According to the Los Angeles Times:
San Francisco Police Chief Greg Suhr stepped down Thursday at the request of the city’s mayor, hours after a police officer fatally shot an unarmed black woman — the latest in a series of scandals that have rocked the department, prompting a federal probe and public demand for reform.
In an announcement that caught many residents off guard, Mayor Edwin Lee said he met with Suhr and asked for his resignation after learning of the deadly shooting of a black woman in the Bayview neighborhood earlier in the day.
“These officer-involved shootings, justified or not, have forced our City to open its eyes to questions of when and how police use lethal force,” Lee said in a statement at City Hall. “The progress we’ve made has been meaningful, but it hasn’t been fast enough.

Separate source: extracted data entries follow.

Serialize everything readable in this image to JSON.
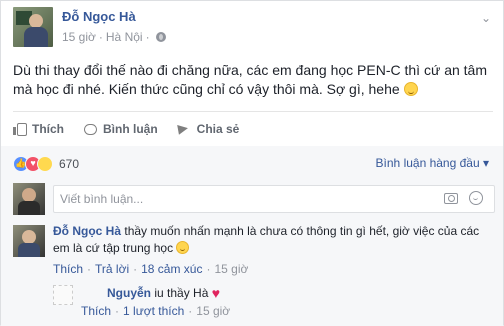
{
  "post": {
    "author": "Đỗ Ngọc Hà",
    "time": "15 giờ",
    "location": "Hà Nội",
    "text": "Dù thi thay đổi thế nào đi chăng nữa, các em đang học PEN-C thì cứ an tâm mà học đi nhé. Kiến thức cũng chỉ có vậy thôi mà. Sợ gì, hehe"
  },
  "actions": {
    "like_label": "Thích",
    "comment_label": "Bình luận",
    "share_label": "Chia sẻ"
  },
  "reactions": {
    "count": "670",
    "sort_label": "Bình luận hàng đầu ▾"
  },
  "comment_input": {
    "placeholder": "Viết bình luận..."
  },
  "comments": [
    {
      "author": "Đỗ Ngọc Hà",
      "text": "thầy muốn nhấn mạnh là chưa có thông tin gì hết, giờ việc của các em là cứ tập trung học",
      "like_label": "Thích",
      "reply_label": "Trả lời",
      "reactions_label": "18 cảm xúc",
      "time": "15 giờ"
    }
  ],
  "reply": {
    "author_prefix": "",
    "author": "Nguyễn",
    "text": "iu thầy Hà",
    "like_label": "Thích",
    "reactions_label": "1 lượt thích",
    "time": "15 giờ"
  },
  "icons": {
    "heart": "♥",
    "dot_sep": "·",
    "globe": "globe-icon",
    "chevron": "⌄"
  },
  "colors": {
    "link": "#365899",
    "muted": "#90949c",
    "like": "#5890ff",
    "love": "#f25268",
    "haha": "#ffd94f"
  }
}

Not for me, not for Greg. … The men and women of SFPD put themselves in harm’s way literally every day. We owe it to them to restore the community’s trust in their work.”

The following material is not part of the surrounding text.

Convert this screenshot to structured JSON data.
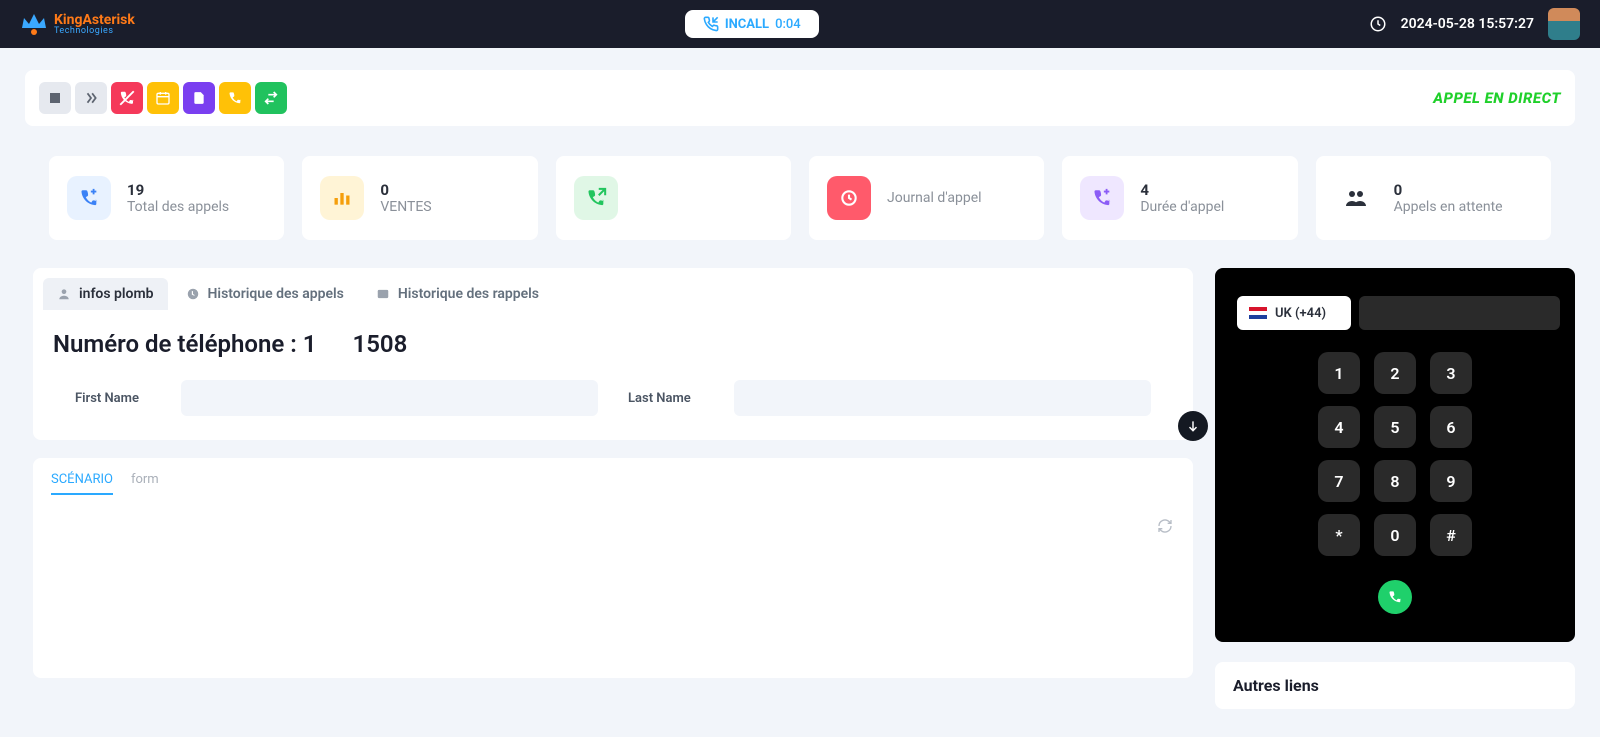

For more than a year, San Francisco police have been under scrutiny as several scandals unfolded, seeing officers accused of violating citizens’ civil rights, exchanging racist text messages and impeding criminal investigation.
But you wouldn’t know any of that by reading the letter from the San Francisco police union, who earlier this month, published a photo in its newsletter that seemed to make light of the Black Lives Matter movement, prompting criticism from black officers within the same department.
The photo showed two labrador retrievers, a black lab and a white lab, with the black lab wearing a sign that said “Black Labs Matter” and the white lab wearing a sign that said “White Labs Matter.”
According to SF Gate:
The dog photo “once again shows a severe lack of understanding,” said Sgt. Yulanda Williams, president of Officers for Justice, an organization within the San Francisco police force representing African American and other nonwhite officers. “It’s so inflammatory, and they still don’t get it. They still choose to inflame situations, and it’s just really insulting.”
The Police Department and acting Chief Toney Chaplin declined to comment.
Union officials did not immediately comment to a request for comment on the journal photo, but Union President Martin Halloran pointed to a radio ad put out by the union about the recent attacks on police officers.
“In light of the rising violence against police officers, we hope everyone can start to turn down the volume,” Halloran says in the ad. “Anti-police rhetoric has been cited as a contributing factor to the violence against police officers. I think we can all do better and the police will do our part. We will continue with our best efforts to build bridges of communication and understanding between us and the community that we serve.”
So if Halloran is unable to build bridges with his own police department, which has proven unable to build bridges within its own community, how does he expect his letter to build any bridges in the United States?
Obviously, that was not his intention. Instead, his intention was to further increase the divide between the citizens who realize we have a problem with police abuse in this country and the citizens who are blind to it.